Besides Cheating Death, Tech Makes Brains Bigger

Or so says neuroscientist Christof Koch, in his recently-published “Consciousness: Confessions of a Romantic Reductionist.” There is a good writeup of it here.

Credit to the guy, he’s clear about his biases, writing about “my insistence that the universe has contrails of meaning that can be deciphered in the sky about us and deep within us.” It may, runs the counterargument, but then again it may not. If it does, it certainly raises some interesting questions about why it has meaning, and what force generated that meaning.

But where he takes a really big bite is here: “But complexification does not stop with individual self-awareness. It is ongoing and, indeed, speeding up. In today’s technologically sophisticated and intertwined societies, complexification is taking on a supraindividual, continent-spanning character. With the instant, worldwide communication afforded by cell phones, e-mail, and social networking, I foresee a time when humanity’s teeming billions and their computers will be interconnected in a vast matrix — a planetary Übermind. Provided mankind avoids Nightfall — a thermonuclear Armageddon or a complete environmental meltdown — there is no reason why this web of hypertrophied consciousness cannot spread to the planets and, ultimately, beyond the stellar night to the galaxy at large.”

Care to count the assumptions? Off the top of my head: That we can not just fully know, but meld with, other minds; that this can happen at scale, big scale; that this can be done through email and social networking; that this can be done via computers to create “a planetary Ubermind,” whatever that is; that this thing would be positive; that we should want it; that this should spread to other planets (the nicest of which, Mars, I’m sorry to say but based on the photos makes the most godforsaken patch of Earth look like paradise); and that, tra la la, we take it to the rest of the galaxy.

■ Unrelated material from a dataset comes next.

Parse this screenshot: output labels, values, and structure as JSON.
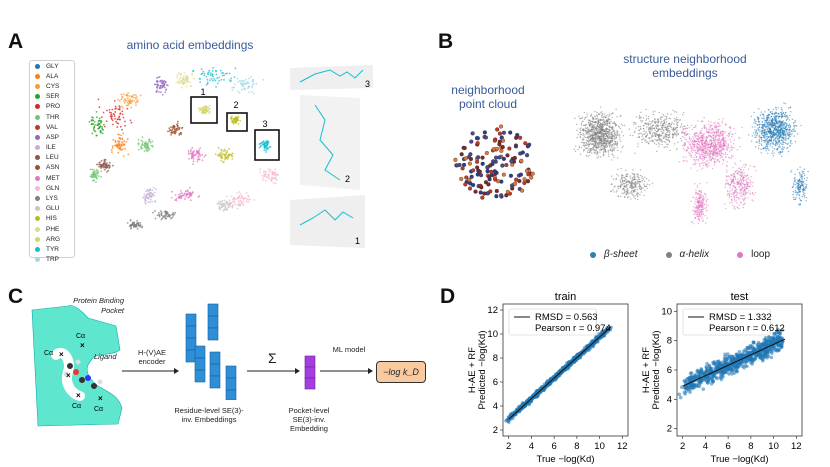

Just fyi, the Voyager spacecraft is leaving the heliopause, the furthest edge of our solar system. It was launched 35 years ago. I did the calculation — traveling at this rate, it should be as far out as our nearest star (not to say it’s going there, this is how long it will take) in about 620 years. The others are much farther away.

I’m such a killjoy.

The point is, it is impressive how far a new communications technology can spur our imagination to updated versions of mankind’s eternal yearnings for immortality and omniscience.

 

2 thoughts on “Besides Cheating Death, Tech Makes Brains Bigger

  1. Romantic yearnings for a “web of hypertrophied consciousness” – reminds me a lot of the short story “The Last Question” by Isaac Asimov. It seems that as much as we strive towards superseding the limitations of the self, there is an intrinsic loss embedded in what seems to be a continually recursive process of development: http://filer.case.edu/dts8/thelastq.htm

  2. It’s a theme in the history, if there is one, of human consciousness – I want to transcend, but I don’t want to let go of anything. Different cultures and technologies find different ways to package the dilemma.